How to index arrays using pointers safely

Question

Edit: If you fundamentally disagree with the Fedora guide here, please explain why this approach would be worse in an objective way than classic loops. As far as I know even the CERT standard doesn't make any statement on using index variables over pointers.

I'm currently reading the Fedora Defensive Coding Guide and it suggests the following:

Always keep track of the size of the array you are working with. Often, code is more obviously correct when you keep a pointer past the last element of the array, and calculate the number of remaining elements by substracting the current position from that pointer. The alternative, updating a separate variable every time when the position is advanced, is usually less obviously correct.

This means for a given array

int numbers[] = {1, 2, 3, 4, 5};

I should not use the classic

size_t length = 5;
for (size_t i = 0; i < length; ++i) {
    printf("%d ", numbers[i]);
}

but instead this:

int *end = numbers + 5;
for (int *start = numbers; start < end; ++start) {
    printf("%d ", *start);
}

or this:

int *start = numbers;
int *end = numbers + 5;
while (start < end) {
    printf("%d ", *start++);
}

1. Is my understanding the recommendation correct?
2. Is my implementation correct?
3. Which of the last 2 is safer?

Answer 1

Your understanding of what the text recommends is correct, as is your implementation. But regarding the basis of the recommendation, I think you are confusing safe with correct.

It's not that using a pointer is safer than using an index. The argument is that, in reasoning about the code, it is easier to decide that the logic is correct when using pointers. Safety is about failure modes: what happens if the code is incorrect (references a location outside the array). Correctness is more fundamental: that the algorithm provably does what it sets out to do. We might say that correct code doesn't need safety.

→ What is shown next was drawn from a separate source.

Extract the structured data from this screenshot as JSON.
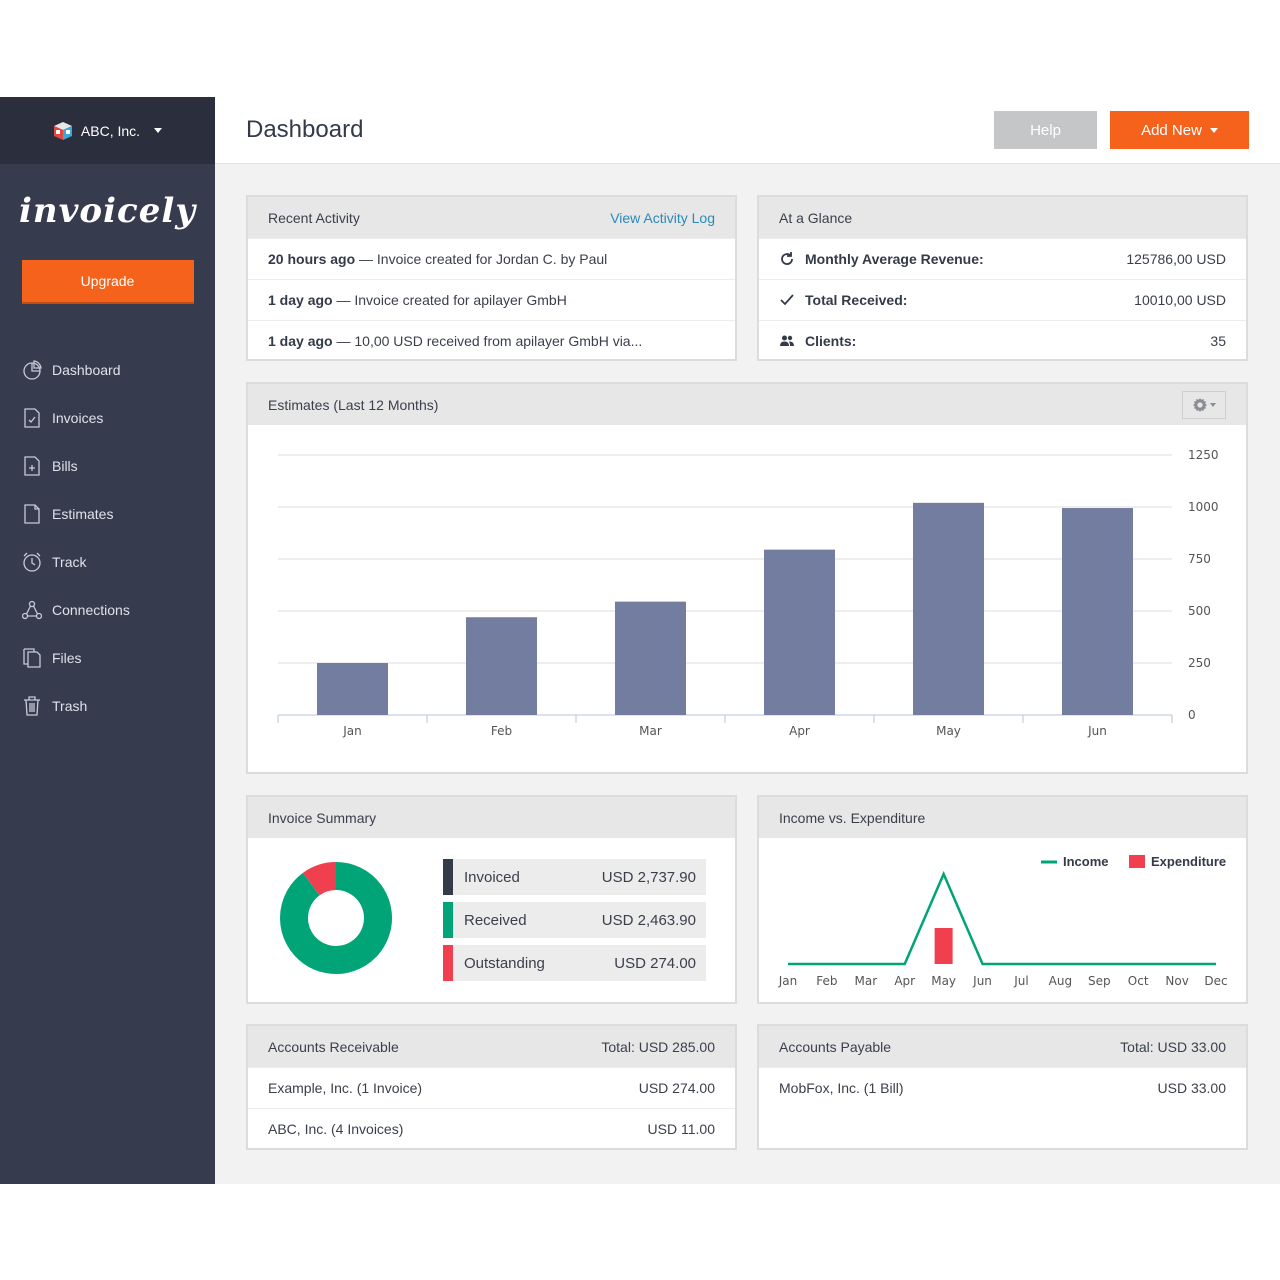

The recommendation might have been influenced by Andrew Koenig's series in Dr. Dobbs a couple of years ago. How C Makes It Hard To Check Array Bounds. Koenig says,

In addition to being faster in many cases, pointers have another big advantage over arrays: A pointer to an array element is a single value that is enough to identify that element uniquely. [...] Without pointers, we need three parameters to identify the range: the array and two indices. By using pointers, we can get by with only two parameters.

In C, referencing a location outside the array, whether via pointer or index, is equally unsafe. The compiler will not catch you out (absent use of extensions to the standard). Koenig is arguing that with fewer balls in the air, you have a better shot at getting the logic right.

The more complicated the construction, the more obvious it is that he's right. If you want a better illustration of the difference, write strcat(3) both ways. Using indexes, you have two names and two indexes inside the loop. It's possible to use the index for one with the name for the other. Using pointers, that's impossible. All you have are two pointers.

Answer 2

Is my understanding the recommendation correct?
Is my implementation correct?

Yes, so it seems.

The method for(type_t start = &array; start != end; start++) is sometimes used when you have arrays of more complex items. It is mostly a matter of style.

This style is sometimes used when you already have the start and end pointers available for some reason. Or in cases where you aren't really interested in the size, but just want to repeatedly compare against the end of the array. For example, suppose you have a ring buffer ADT with a start pointer and an end pointer and want to iterate through all items.

This way of doing loops is actually the very reason why C explicitly allows pointers to point 1 item out-of-bounds of an array, you can set an end pointer to one item past the array without invoking undefined behavior (as long as that item isn't de-referenced).

(It is the very same method as used by STL iterators in C++, although there's more of a rationale in C++, since it has operator overload. For example iterator++ in C++ doesn't necessarily give an item adjacently allocated in the next memory cell. For example, iterators could be used for iterating through a linked list ADT, where the ++ would translate to node->next behind the lines.)

However, to claim that this form is always the preferred one is just subjective nonsense. Particularly when you have an array of integers and know the size. Your first example is the most readable form of a loop in C and therefore always preferred whenever possible.

On some compilers/systems, the first form could also give faster code than the second form. Pointer arithmetic might give slower code on some systems. (And I suppose that the first form might give faster data cache access on some systems, though I'd have to verify that assumption with some compiler guru.)

Which of the last 2 is safer?

Neither form is safer than the other. To claim otherwise would be subjective opinions. The statement "...is usually less obviously correct" is nonsense.

Which style to pick vary on case-to-case basis.

---

Overall, those "Fedora" guidelines you link seem to contain lots of questionable code, questionable rules and blatant opinions. Seems more like someone wanted to show off various C tricks than a serious attempt to write a coding standard. Overall, it smells like the "Linux kernel guidelines", which I would not recommended to read either.

If you want a serious coding standard for/by professionals, use CERT-C or MISRA-C.